Bruce's main research interests are the quality and safety of healthcare, particularly in primary care,  and are currently focused on prescribing quality and safety, multimorbidity and the organisation of healthcare. He is a mixed methods researcher and collaborates with researchers from a wide range of disciplines and institutions. The methods he uses include quantitative analysis of large, routine datasets; cluster randomised trials with mixed methods parallel process evaluations; and qualitative analysis of interview and observational data. His recent and current work includes the development and evaluation of interventions to improve polypharmacy, examination of the implications of competing mortality risk for single disease risk prediction, and the examination of the applicability of trial evidence to clinical populations. 

Professor Bruce Guthrie's profile page

Professor Stewart Mercer

Photo of Professor Stewart Mercer

Biography

Stewart is Professor of Primary Care and Multimorbidity at the University of Edinburgh, and a General Practitioner at Penicuik Medical Practice.

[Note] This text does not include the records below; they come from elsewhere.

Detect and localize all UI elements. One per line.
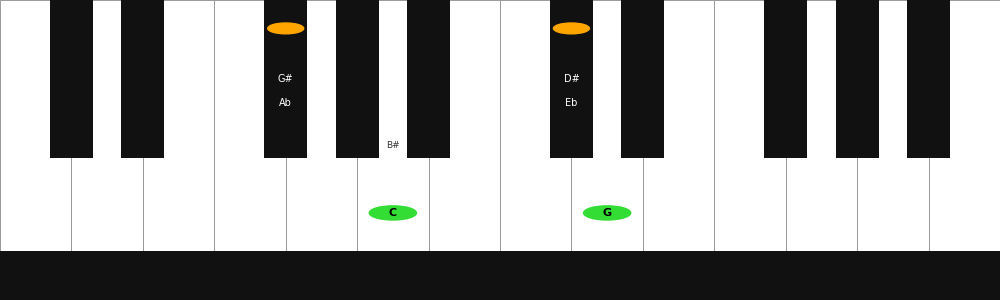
Bar xyxy=(71,0,143,250)
Bar xyxy=(786,0,857,250)
Bar xyxy=(286,0,357,250)
FancyBboxPatch shape xyxy=(0,250,1000,300)
Text: Ab: Ab xyxy=(279,98,292,108)
Bar xyxy=(836,0,879,158)
Text: D#: D# xyxy=(564,74,579,84)
Bar xyxy=(571,0,643,250)
Text: C: C xyxy=(389,208,397,218)
Circle shape xyxy=(268,23,304,34)
Circle shape xyxy=(369,206,416,220)
Bar xyxy=(857,0,929,250)
Bar xyxy=(0,0,71,250)
Bar xyxy=(121,0,164,158)
Bar xyxy=(429,0,500,250)
Text: Eb: Eb xyxy=(565,98,578,108)
Bar xyxy=(407,0,450,158)
Bar xyxy=(550,0,593,158)
Circle shape xyxy=(553,23,589,34)
Bar xyxy=(907,0,950,158)
Circle shape xyxy=(584,206,631,220)
Bar xyxy=(143,0,214,250)
Text: B#: B# xyxy=(386,141,400,150)
Text: under CC-BY-NC-SA: under CC-BY-NC-SA xyxy=(440,269,560,282)
Bar xyxy=(643,0,714,250)
Text: Provided by: Provided by xyxy=(15,269,89,282)
Bar xyxy=(357,0,429,250)
Bar xyxy=(764,0,807,158)
Bar xyxy=(929,0,1000,250)
Bar xyxy=(264,0,307,158)
Bar xyxy=(50,0,93,158)
Text: G#: G# xyxy=(278,74,294,84)
Bar xyxy=(714,0,786,250)
Text: G: G xyxy=(603,208,612,218)
Bar xyxy=(500,0,571,250)
Bar xyxy=(214,0,286,250)
Bar xyxy=(336,0,379,158)
Bar xyxy=(621,0,664,158)
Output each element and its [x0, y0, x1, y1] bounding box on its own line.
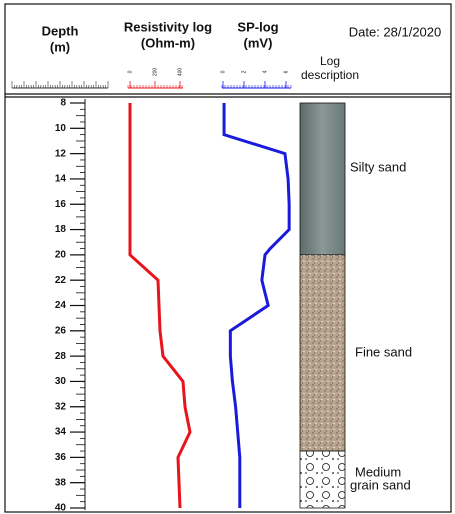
depth-title: Depth — [42, 23, 79, 38]
y-tick-label: 38 — [55, 477, 67, 488]
x-tick-label: 0 — [220, 70, 226, 73]
series-unit: (Ohm-m) — [141, 35, 195, 50]
y-tick-label: 30 — [55, 376, 67, 387]
y-tick-label: 24 — [55, 300, 67, 311]
x-tick-label: 400 — [177, 68, 183, 77]
y-tick-label: 34 — [55, 427, 67, 438]
lithology-texture — [300, 451, 345, 508]
x-tick-label: 6 — [283, 70, 289, 73]
y-tick-label: 36 — [55, 452, 67, 463]
lithology-label: Fine sand — [355, 344, 412, 359]
depth-title: (m) — [50, 39, 70, 54]
frame — [4, 3, 452, 513]
y-tick-label: 40 — [55, 503, 67, 514]
x-tick-label: 0 — [127, 70, 133, 73]
series-name: SP-log — [237, 19, 278, 34]
x-tick-label: 4 — [262, 70, 268, 73]
y-tick-label: 10 — [55, 123, 67, 134]
y-tick-label: 18 — [55, 224, 67, 235]
lithology-label: Silty sand — [350, 159, 406, 174]
y-tick-label: 8 — [60, 98, 66, 109]
y-tick-label: 28 — [55, 351, 67, 362]
series-name: Resistivity log — [124, 19, 212, 34]
lithology-unit — [299, 102, 346, 256]
y-tick-label: 26 — [55, 325, 67, 336]
lithology-title: Log — [320, 54, 340, 68]
lithology-texture — [300, 254, 345, 452]
y-tick-label: 32 — [55, 401, 67, 412]
y-tick-label: 22 — [55, 275, 67, 286]
lithology-title: description — [301, 68, 359, 82]
series-unit: (mV) — [244, 35, 273, 50]
x-tick-label: 200 — [152, 68, 158, 77]
date: Date: 28/1/2020 — [349, 24, 442, 39]
y-tick-label: 12 — [55, 148, 67, 159]
y-tick-label: 20 — [55, 250, 67, 261]
y-tick-label: 14 — [55, 174, 67, 185]
y-tick-label: 16 — [55, 199, 67, 210]
log-line — [222, 103, 291, 508]
log-line — [128, 103, 192, 509]
lithology-label: Medium grain sand — [350, 465, 411, 493]
x-tick-label: 2 — [241, 70, 247, 73]
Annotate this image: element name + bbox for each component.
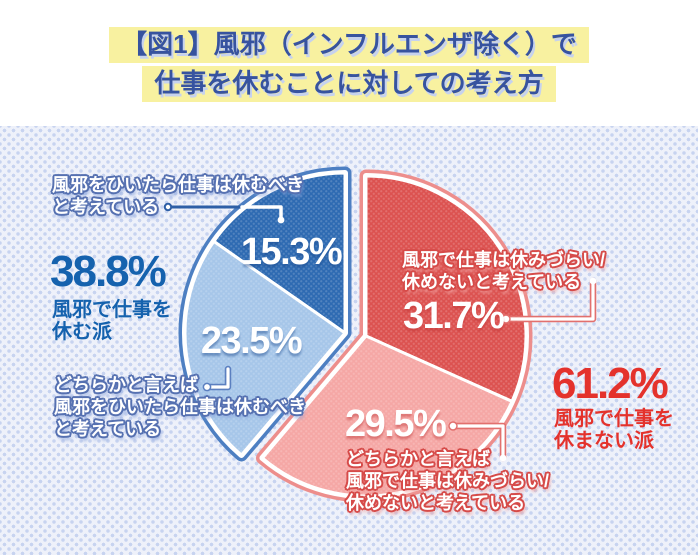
- pie-slice-lean-rest-texture: [183, 239, 347, 457]
- connector-hard-to-rest-start-dot: [501, 314, 511, 324]
- label-should-rest: 風邪をひいたら仕事は休むべき と考えている: [52, 174, 304, 218]
- connector-hard-to-rest: [501, 277, 597, 324]
- title-row-2: 仕事を休むことに対しての考え方: [0, 66, 698, 102]
- connector-should-rest-end-dot: [277, 216, 285, 224]
- label-hard-to-rest-line2: 休めないと考えている: [402, 272, 582, 292]
- connector-should-rest-start-dot: [163, 202, 173, 212]
- summary-rest-label-line2: 休む派: [52, 321, 112, 343]
- summary-no-rest-label: 風邪で仕事を 休まない派: [554, 408, 674, 452]
- connector-lean-rest: [202, 365, 232, 392]
- connector-lean-hard-to-rest: [448, 421, 507, 462]
- connector-lean-hard-to-rest-start-dot: [448, 421, 458, 431]
- title-line-2: 仕事を休むことに対しての考え方: [142, 66, 556, 102]
- title-line-1: 【図1】風邪（インフルエンザ除く）で: [109, 27, 589, 63]
- pct-label-hard-to-rest: 31.7%: [403, 295, 505, 337]
- summary-rest-label: 風邪で仕事を 休む派: [52, 299, 172, 343]
- label-lean-hard-to-rest-line1: どちらかと言えば: [346, 449, 490, 469]
- label-should-rest-line1: 風邪をひいたら仕事は休むべき: [52, 175, 304, 195]
- summary-no-rest-label-line2: 休まない派: [554, 430, 654, 452]
- connector-hard-to-rest-end-dot: [589, 277, 597, 285]
- label-lean-hard-to-rest-line3: 休めないと考えている: [346, 493, 526, 513]
- summary-no-rest-pct: 61.2%: [552, 359, 669, 408]
- label-hard-to-rest-line1: 風邪で仕事は休みづらい/: [402, 250, 605, 270]
- connector-should-rest: [163, 202, 285, 224]
- title-row-1: 【図1】風邪（インフルエンザ除く）で: [0, 27, 698, 63]
- label-lean-hard-to-rest: どちらかと言えば 風邪で仕事は休みづらい/ 休めないと考えている: [346, 448, 549, 514]
- pie-slice-hard-to-rest-texture: [364, 174, 528, 403]
- label-lean-rest-line1: どちらかと言えば: [54, 375, 198, 395]
- title-banner: 【図1】風邪（インフルエンザ除く）で 仕事を休むことに対しての考え方: [0, 27, 698, 105]
- pie-group-no-rest: [255, 169, 533, 503]
- label-lean-rest: どちらかと言えば 風邪をひいたら仕事は休むべき と考えている: [54, 374, 306, 440]
- label-lean-hard-to-rest-line2: 風邪で仕事は休みづらい/: [346, 471, 549, 491]
- summary-no-rest-label-line1: 風邪で仕事を: [554, 408, 674, 430]
- label-hard-to-rest: 風邪で仕事は休みづらい/ 休めないと考えている: [402, 249, 605, 293]
- pie-slice-should-rest-texture: [212, 171, 347, 335]
- label-should-rest-line2: と考えている: [52, 197, 160, 217]
- summary-rest-pct: 38.8%: [50, 247, 167, 296]
- label-lean-rest-line2: 風邪をひいたら仕事は休むべき: [54, 397, 306, 417]
- summary-rest-label-line1: 風邪で仕事を: [52, 299, 172, 321]
- connector-lean-hard-to-rest-end-dot: [499, 454, 507, 462]
- pct-label-should-rest: 15.3%: [240, 231, 343, 273]
- pie-slice-lean-hard-to-rest-texture: [260, 334, 514, 498]
- pct-label-lean-hard-to-rest: 29.5%: [345, 403, 447, 445]
- pct-label-lean-rest: 23.5%: [200, 320, 303, 362]
- label-lean-rest-line3: と考えている: [54, 419, 162, 439]
- connector-lean-rest-start-dot: [202, 382, 212, 392]
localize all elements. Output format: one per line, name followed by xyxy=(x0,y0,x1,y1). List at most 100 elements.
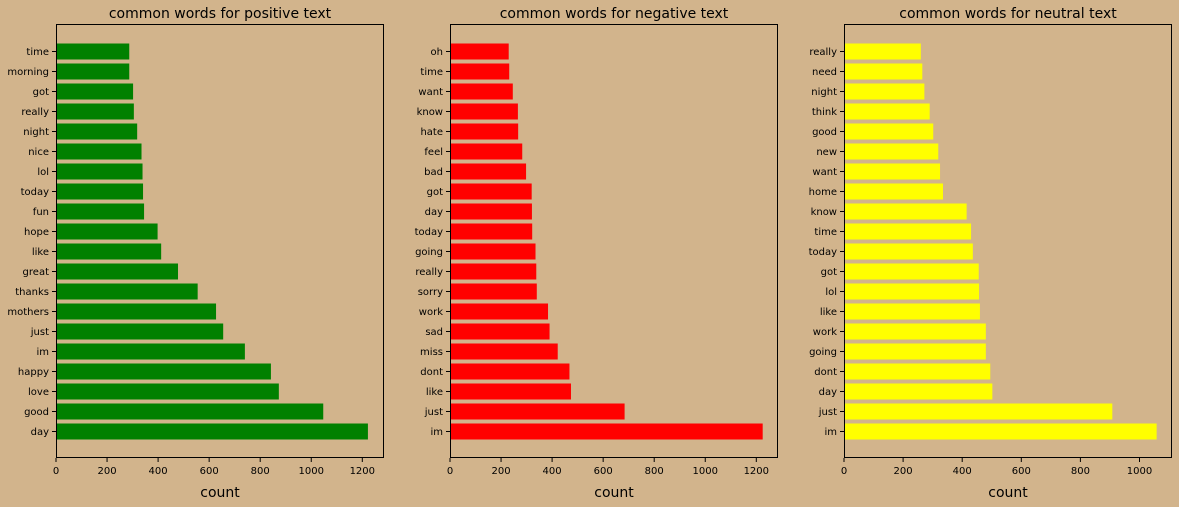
xtick-label: 0 xyxy=(841,466,847,477)
ytick-label: day xyxy=(425,207,443,218)
bar-positive-hope xyxy=(56,223,158,240)
x-axis-label-neutral: count xyxy=(988,485,1028,501)
xtick-label: 800 xyxy=(645,466,664,477)
bar-negative-today xyxy=(450,223,533,240)
bar-neutral-got xyxy=(844,263,979,280)
ytick-label: fun xyxy=(33,207,49,218)
xtick-label: 400 xyxy=(149,466,168,477)
ytick-label: lol xyxy=(37,167,49,178)
ytick-label: like xyxy=(820,307,837,318)
ytick-label: hate xyxy=(420,127,443,138)
axes-frame-positive xyxy=(56,24,384,458)
bar-negative-bad xyxy=(450,163,527,180)
ytick-label: got xyxy=(821,267,837,278)
ytick-label: home xyxy=(809,187,837,198)
ytick-label: hope xyxy=(24,227,49,238)
xtick-label: 600 xyxy=(200,466,219,477)
ytick-label: work xyxy=(419,307,443,318)
bar-positive-good xyxy=(56,403,324,420)
ytick-label: happy xyxy=(18,367,49,378)
bar-neutral-want xyxy=(844,163,941,180)
bar-negative-time xyxy=(450,63,510,80)
bar-neutral-time xyxy=(844,223,972,240)
xtick-label: 200 xyxy=(492,466,511,477)
ytick-label: know xyxy=(811,207,837,218)
ytick-label: just xyxy=(424,407,443,418)
bar-positive-nice xyxy=(56,143,142,160)
bar-neutral-night xyxy=(844,83,925,100)
ytick-label: feel xyxy=(424,147,443,158)
bar-negative-got xyxy=(450,183,532,200)
ytick-label: miss xyxy=(420,347,443,358)
x-axis-label-negative: count xyxy=(594,485,634,501)
xtick-label: 1200 xyxy=(744,466,769,477)
chart-neutral: really need night think good new want home know t… xyxy=(809,6,1172,501)
bar-neutral-know xyxy=(844,203,967,220)
ytick-label: going xyxy=(415,247,443,258)
bar-positive-just xyxy=(56,323,224,340)
bar-negative-know xyxy=(450,103,518,120)
x-axis-label-positive: count xyxy=(200,485,240,501)
ytick-label: night xyxy=(23,127,49,138)
ytick-label: got xyxy=(427,187,443,198)
ytick-label: morning xyxy=(7,67,49,78)
ytick-label: love xyxy=(28,387,49,398)
bar-negative-sorry xyxy=(450,283,537,300)
ytick-label: think xyxy=(812,107,837,118)
ytick-label: good xyxy=(812,127,837,138)
xtick-label: 1000 xyxy=(299,466,324,477)
bar-negative-like xyxy=(450,383,571,400)
ytick-label: time xyxy=(420,67,443,78)
xtick-label: 0 xyxy=(53,466,59,477)
bar-neutral-work xyxy=(844,323,986,340)
axes-frame-neutral xyxy=(844,24,1172,458)
ytick-label: want xyxy=(812,167,837,178)
ytick-label: work xyxy=(813,327,837,338)
bar-negative-work xyxy=(450,303,549,320)
bar-positive-day xyxy=(56,423,368,440)
bar-neutral-dont xyxy=(844,363,991,380)
ytick-label: want xyxy=(418,87,443,98)
ytick-label: lol xyxy=(825,287,837,298)
ytick-label: nice xyxy=(28,147,49,158)
ytick-label: sorry xyxy=(418,287,443,298)
bar-positive-really xyxy=(56,103,134,120)
chart-title-neutral: common words for neutral text xyxy=(899,6,1117,22)
bar-neutral-home xyxy=(844,183,943,200)
ytick-label: today xyxy=(21,187,50,198)
bar-positive-great xyxy=(56,263,179,280)
bar-negative-sad xyxy=(450,323,550,340)
bar-neutral-like xyxy=(844,303,980,320)
bar-positive-time xyxy=(56,43,130,60)
bar-positive-fun xyxy=(56,203,145,220)
bar-positive-morning xyxy=(56,63,130,80)
ytick-label: im xyxy=(824,427,837,438)
bar-neutral-today xyxy=(844,243,973,260)
xtick-label: 1000 xyxy=(693,466,718,477)
bar-positive-thanks xyxy=(56,283,198,300)
bar-negative-feel xyxy=(450,143,523,160)
ytick-label: day xyxy=(31,427,49,438)
xtick-label: 600 xyxy=(594,466,613,477)
xtick-label: 0 xyxy=(447,466,453,477)
bar-neutral-going xyxy=(844,343,986,360)
xtick-label: 600 xyxy=(1012,466,1031,477)
bar-positive-got xyxy=(56,83,134,100)
bar-neutral-good xyxy=(844,123,934,140)
bar-neutral-really xyxy=(844,43,921,60)
bar-positive-im xyxy=(56,343,245,360)
bar-neutral-need xyxy=(844,63,923,80)
ytick-label: mothers xyxy=(7,307,49,318)
ytick-label: today xyxy=(809,247,838,258)
ytick-label: new xyxy=(816,147,837,158)
chart-title-positive: common words for positive text xyxy=(109,6,332,22)
bar-neutral-new xyxy=(844,143,939,160)
ytick-label: sad xyxy=(425,327,443,338)
ytick-label: today xyxy=(415,227,444,238)
ytick-label: great xyxy=(23,267,50,278)
bar-negative-just xyxy=(450,403,625,420)
ytick-label: really xyxy=(809,47,837,58)
xtick-label: 800 xyxy=(1071,466,1090,477)
bar-neutral-lol xyxy=(844,283,980,300)
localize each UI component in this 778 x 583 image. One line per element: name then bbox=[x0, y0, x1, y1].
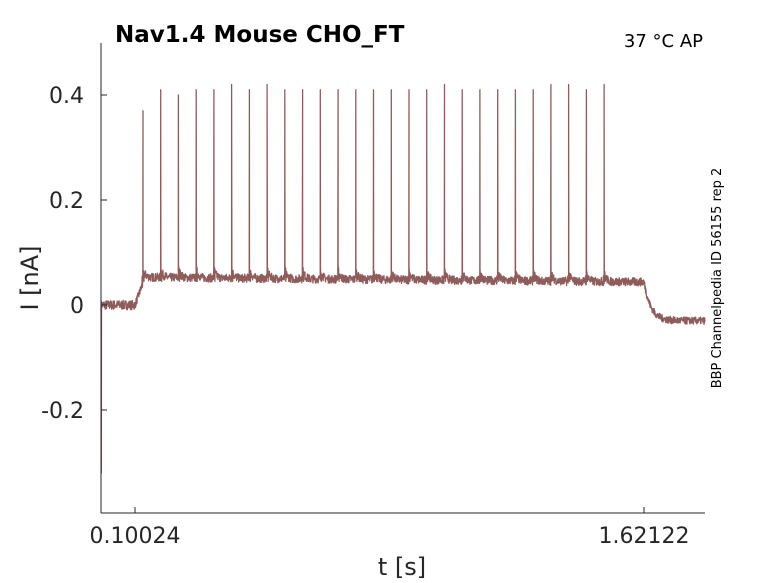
current-trace bbox=[100, 83, 706, 474]
plot-area bbox=[100, 83, 706, 474]
side-label: BBP Channelpedia ID 56155 rep 2 bbox=[710, 168, 725, 389]
condition-label: 37 °C AP bbox=[624, 31, 703, 52]
y-tick-label: 0.2 bbox=[49, 189, 84, 214]
x-axis-ticks: 0.10024 1.62122 bbox=[90, 507, 690, 549]
y-tick-label: 0.4 bbox=[49, 84, 84, 109]
x-tick-label: 0.10024 bbox=[90, 524, 181, 549]
y-axis-ticks: 0.4 0.2 0 -0.2 bbox=[41, 84, 107, 424]
y-tick-label: -0.2 bbox=[41, 399, 84, 424]
y-axis-label: I [nA] bbox=[16, 245, 44, 310]
x-axis-label: t [s] bbox=[378, 553, 426, 581]
chart-title: Nav1.4 Mouse CHO_FT bbox=[115, 22, 405, 48]
x-tick-label: 1.62122 bbox=[599, 524, 690, 549]
y-tick-label: 0 bbox=[70, 294, 84, 319]
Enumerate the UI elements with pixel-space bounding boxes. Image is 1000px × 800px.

He entered medicine as a mature student at Bristol University after an early career in basic science including PhD studies on obesity at the MRC Dunn Nutrition Unit and Darwin College Cambridge, and post-doctoral research on nutritional biochemistry at the Metabolic Research Laboratory, University of Oxford. After qualifying as a GP, he gained a series of Fellowships (Higher Professional Training Fellow in General Practice; Health Services Research Training Fellow CSO; Senior Primary Care Research Fellow CSO) which allowed him to combine clinical work as a GP (50%) with academic primary care research (50%) from 1998-2007. He was Professor of Primary Care Research at the Chinese University of Hong Kong from 2007-2008, and Chair of Primary Care Research at Glasgow University (2008-2018). He joined the Usher Institute at the University of Edinburgh in January 2019.

Stewart has been the Director of the Scottish School of Primary Care since 2014. SSPC is a virtual school comprising nine Universities with significant primary care research output. He has been Adjunct Professor of Primary Care Research at the Chinese University of Hong Kong since 2008 and Honorary Professor at the University of Manchester since 2019. He was a Visiting Professor at McMasters University in 2018 and the University of Melbourne in 2012. He was a founding Editor-in-Chief of the Journal of Comorbidity, and a previous Director of Quality at the Royal College of General Practitioners in Scotland. Responsibilities at the University of Edinburgh include Co-Convenor of Athena Swan (Deanery of Molecular, Genetics, and Population Health Sciences (from April 2020), Co-Director of Telescot, and Research Lead for the Centre for Homelessness and Inclusive Health. As a core member of the new £20 million Advanced Care Research Centre, Stewart is Deputy Director of the PhD Programme (for CMVM) of the Academy of Leadership and Training, and work-package lead for new models of care.

Scottish School of Primary Care website

Telescot website

Centre for Homelessness and Inclusion Health website

Research Summary

Stewart is recognised internationally for his research on multimorbidity, empathy, and the inverse care law. He is committed to research that includes deprived and under-served communities. He has a particular interest in mental-physical multimorbidity, and non-pharmacological interventions such as mindfulness and compassion-based approaches.